There were people all around her, people she did not know.

“Dreamer,” a woman in red said, “welcome back.”

Then Morpheus was there, and almost instantly his teeth were in her throat and he was drinking, drawing the blood that was his life-force directly from her jugular. 

-Morpheus, enough,- Bast’s voice snarled a moment later, -she’s weak.-

“Let the Angel do his healin’ thing, she’ll be fine,” a male voice. 

Alyxa blinked her eyes, trying to gain some clarity; there were three men she didn’t know, and apart from the woman in red there was a younger girl. Morpheus pulled back, licking his lips to sweep up the last of blood.

“We left Amy there...with him,” Alyxa murmured.

“You did what?” one of the men demanded.

The lady in red lit up a cigarette.

“The pieces are gathered then,” she said, “and you’ve brought back one of the things we needed.”

-You sent Amy there on purpose, didn’t you?!- Bast hissed, -you sent her there to sell her!-

“Lucifer would have kept Amy no matter what, an Unbound Dreamer!
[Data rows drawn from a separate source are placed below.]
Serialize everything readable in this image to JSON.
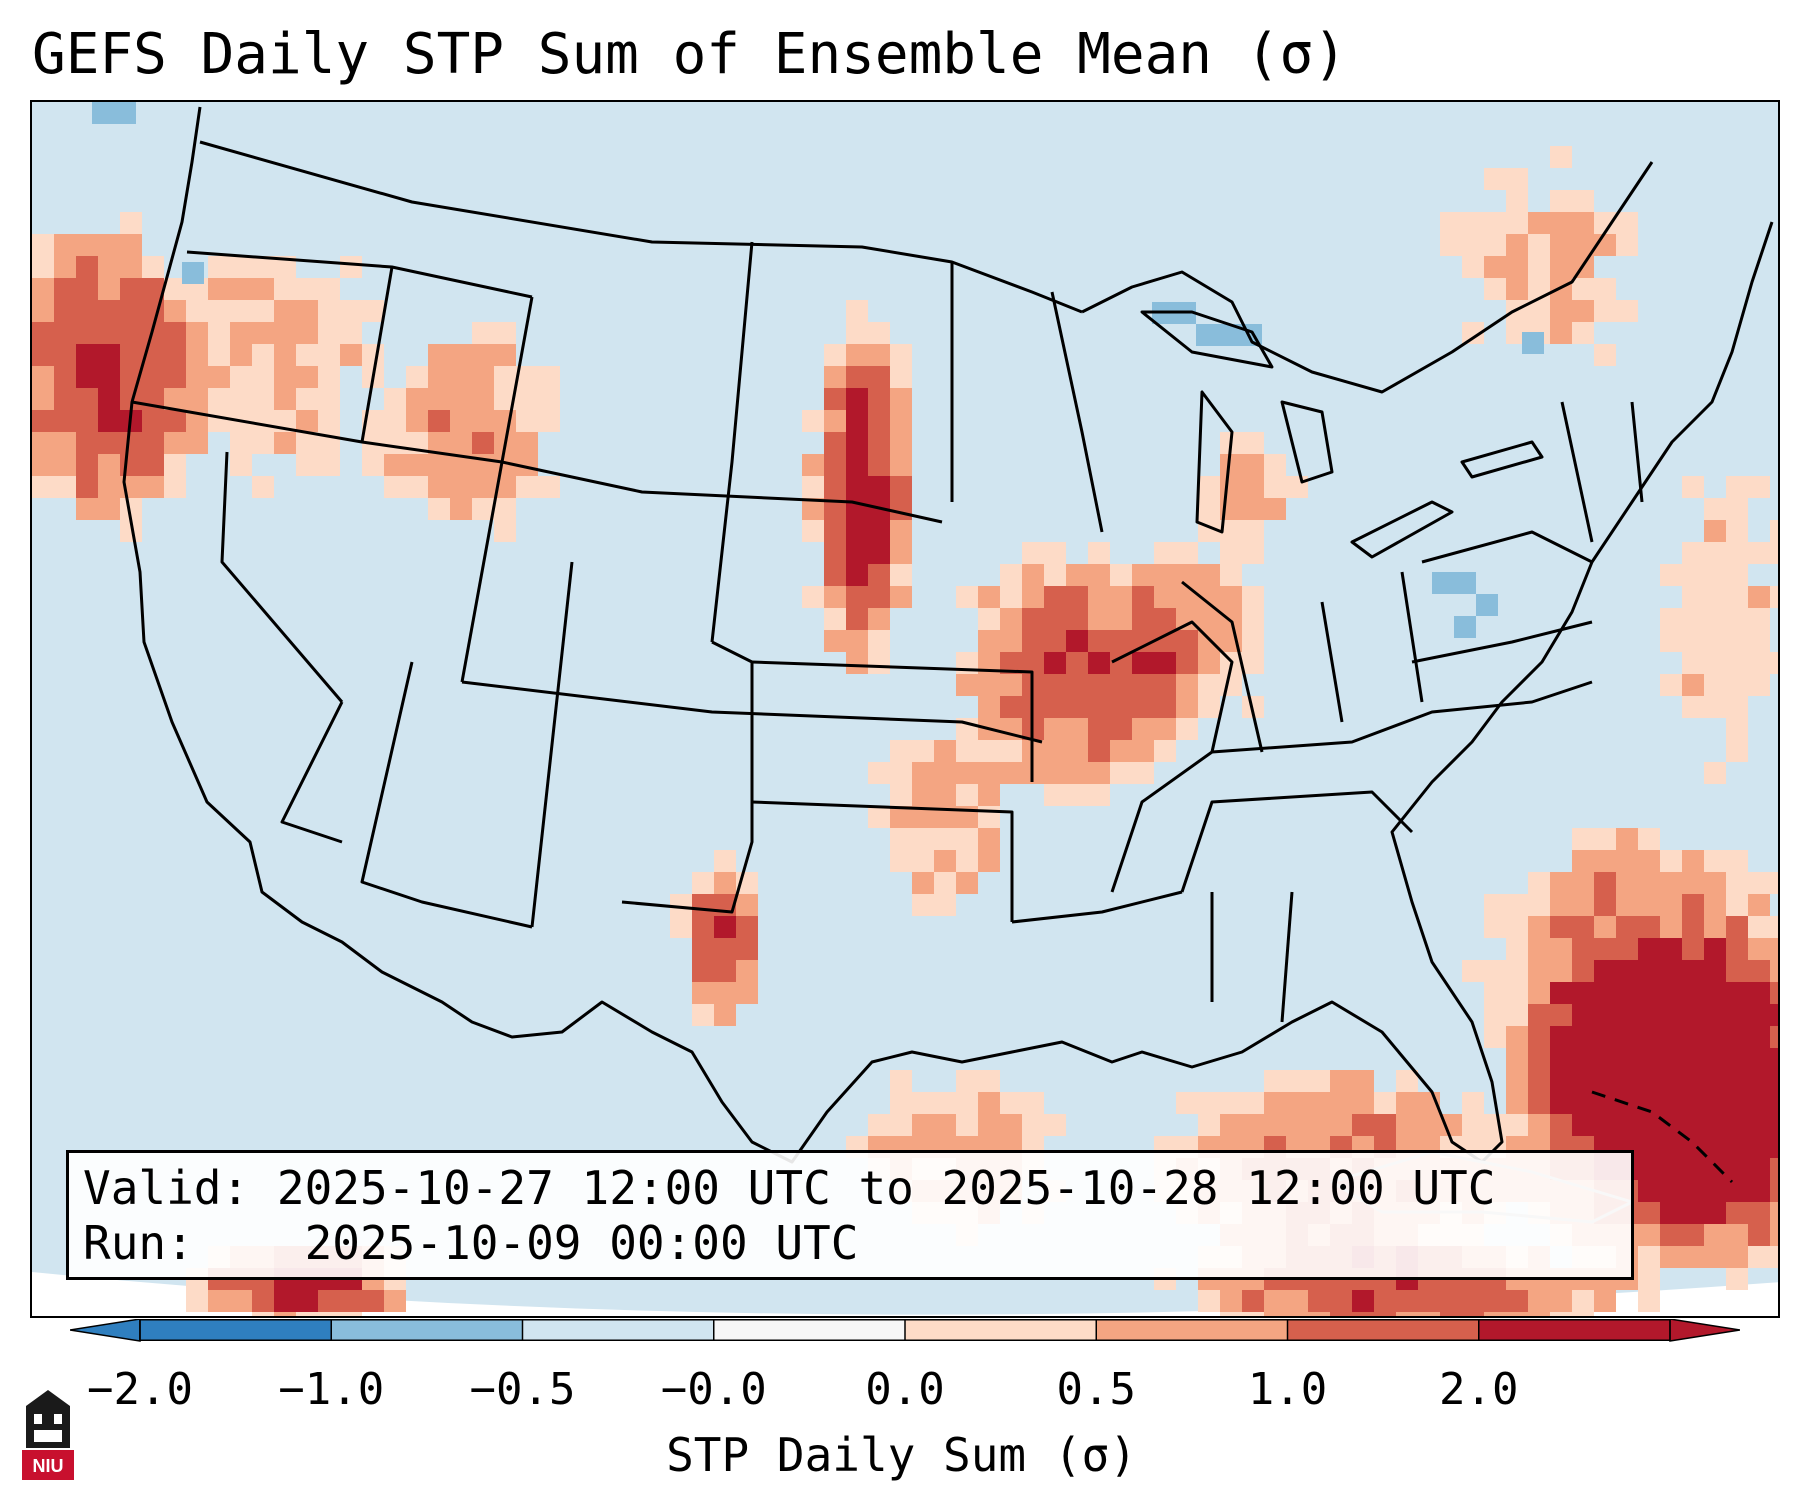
{
  "title": "GEFS Daily STP Sum of Ensemble Mean (σ)",
  "info": {
    "valid_label": "Valid:",
    "valid_text": "2025-10-27 12:00 UTC to 2025-10-28 12:00 UTC",
    "run_label": "Run:",
    "run_text": "2025-10-09 00:00 UTC"
  },
  "colorbar": {
    "label": "STP Daily Sum (σ)",
    "ticks": [
      "−2.0",
      "−1.0",
      "−0.5",
      "−0.0",
      "0.0",
      "0.5",
      "1.0",
      "2.0"
    ],
    "colors": [
      "#2f7fbf",
      "#89bddb",
      "#d1e5f0",
      "#f7f7f7",
      "#fddbc7",
      "#f4a582",
      "#d6604d",
      "#b2182b"
    ],
    "extend": "both"
  },
  "map": {
    "projection": "Lambert conformal, CONUS",
    "background_color": "#d1e5f0",
    "positive_anomaly_regions": [
      "Pacific Northwest coast",
      "Northern Plains (Dakotas)",
      "Mississippi Valley / Missouri / Illinois",
      "New Mexico / West Texas",
      "Gulf of Mexico and Florida Straits",
      "Western Atlantic east of Florida",
      "Bahamas / Cuba"
    ],
    "negative_anomaly_regions": [
      "Lake Superior",
      "Northern Michigan",
      "Pennsylvania / New York"
    ]
  },
  "logo": {
    "text": "NIU"
  }
}
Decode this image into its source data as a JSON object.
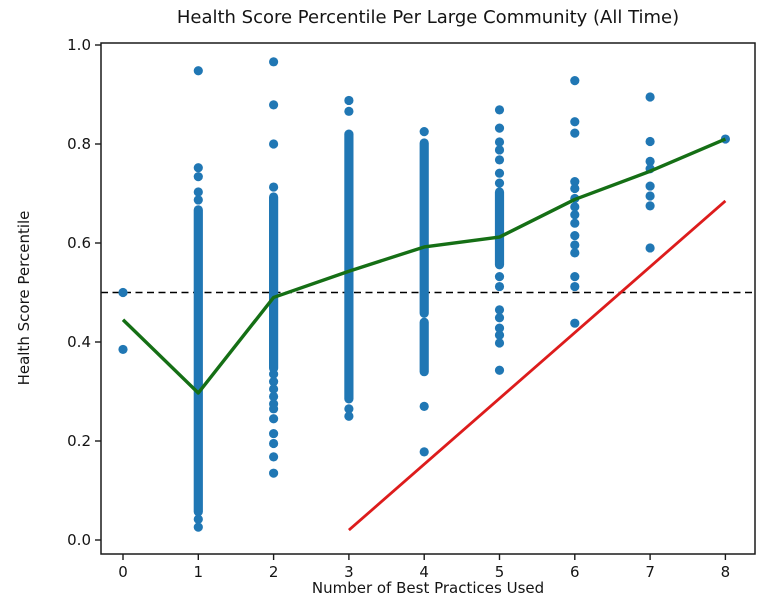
{
  "chart_data": {
    "type": "scatter",
    "title": "Health Score Percentile Per Large Community (All Time)",
    "xlabel": "Number of Best Practices Used",
    "ylabel": "Health Score Percentile",
    "x_ticks": [
      0,
      1,
      2,
      3,
      4,
      5,
      6,
      7,
      8
    ],
    "x_tick_labels": [
      "0",
      "1",
      "2",
      "3",
      "4",
      "5",
      "6",
      "7",
      "8"
    ],
    "y_ticks": [
      0.0,
      0.2,
      0.4,
      0.6,
      0.8,
      1.0
    ],
    "y_tick_labels": [
      "0.0",
      "0.2",
      "0.4",
      "0.6",
      "0.8",
      "1.0"
    ],
    "xlim": [
      -0.29,
      8.39
    ],
    "ylim": [
      -0.028,
      1.004
    ],
    "grid": false,
    "legend": null,
    "colors": {
      "scatter": "#2077b4",
      "trend": "#156f15",
      "reference": "#dd1c1c",
      "median": "#000000"
    },
    "scatter_columns": [
      {
        "x": 0,
        "dots": [
          0.5,
          0.385
        ],
        "dense_ranges": []
      },
      {
        "x": 1,
        "dots": [
          0.948,
          0.752,
          0.734,
          0.703,
          0.687,
          0.042,
          0.026
        ],
        "dense_ranges": [
          [
            0.057,
            0.667
          ]
        ]
      },
      {
        "x": 2,
        "dots": [
          0.966,
          0.879,
          0.8,
          0.713,
          0.335,
          0.32,
          0.305,
          0.29,
          0.275,
          0.265,
          0.245,
          0.215,
          0.195,
          0.168,
          0.135
        ],
        "dense_ranges": [
          [
            0.347,
            0.693
          ]
        ]
      },
      {
        "x": 3,
        "dots": [
          0.888,
          0.866,
          0.265,
          0.25
        ],
        "dense_ranges": [
          [
            0.285,
            0.82
          ]
        ]
      },
      {
        "x": 4,
        "dots": [
          0.825,
          0.27,
          0.178
        ],
        "dense_ranges": [
          [
            0.458,
            0.802
          ],
          [
            0.34,
            0.44
          ]
        ]
      },
      {
        "x": 5,
        "dots": [
          0.869,
          0.832,
          0.804,
          0.788,
          0.768,
          0.741,
          0.721,
          0.532,
          0.512,
          0.465,
          0.449,
          0.428,
          0.414,
          0.398,
          0.343
        ],
        "dense_ranges": [
          [
            0.556,
            0.703
          ]
        ]
      },
      {
        "x": 6,
        "dots": [
          0.928,
          0.845,
          0.822,
          0.724,
          0.71,
          0.69,
          0.673,
          0.657,
          0.64,
          0.615,
          0.596,
          0.58,
          0.532,
          0.512,
          0.438
        ],
        "dense_ranges": []
      },
      {
        "x": 7,
        "dots": [
          0.895,
          0.805,
          0.765,
          0.75,
          0.715,
          0.695,
          0.675,
          0.59
        ],
        "dense_ranges": []
      },
      {
        "x": 8,
        "dots": [
          0.81
        ],
        "dense_ranges": []
      }
    ],
    "trend_line": {
      "name": "mean health score per best-practice count",
      "points": [
        [
          0,
          0.445
        ],
        [
          1,
          0.297
        ],
        [
          2,
          0.49
        ],
        [
          3,
          0.543
        ],
        [
          4,
          0.592
        ],
        [
          5,
          0.612
        ],
        [
          6,
          0.688
        ],
        [
          7,
          0.745
        ],
        [
          8,
          0.81
        ]
      ]
    },
    "reference_line": {
      "name": "diagonal reference line",
      "points": [
        [
          3,
          0.02
        ],
        [
          8,
          0.685
        ]
      ]
    },
    "median_hline": {
      "y": 0.5,
      "style": "dashed"
    }
  }
}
Unbound! He would not have let her go, regardless,” Medea retorted, “but now we have her!” 

A scarlet-nailed finger pointed at Enyo.

-You traded her! Like an object! My Dreamer!-

“The Rift will open at this rate, three Deities this side of Reveille. Bast is right, Medea, what are you playing at?” Morpheus asked, cradling Alyxa to him.

“Lucifer will bridge the Rift anyways, he wants to battle Baldur and restart everything,” Medea countered, “but with Kali on our side, the field is even.”

-Except that Kali lives only to destroy everything.-

“I am standing right here, children, I can hear you.”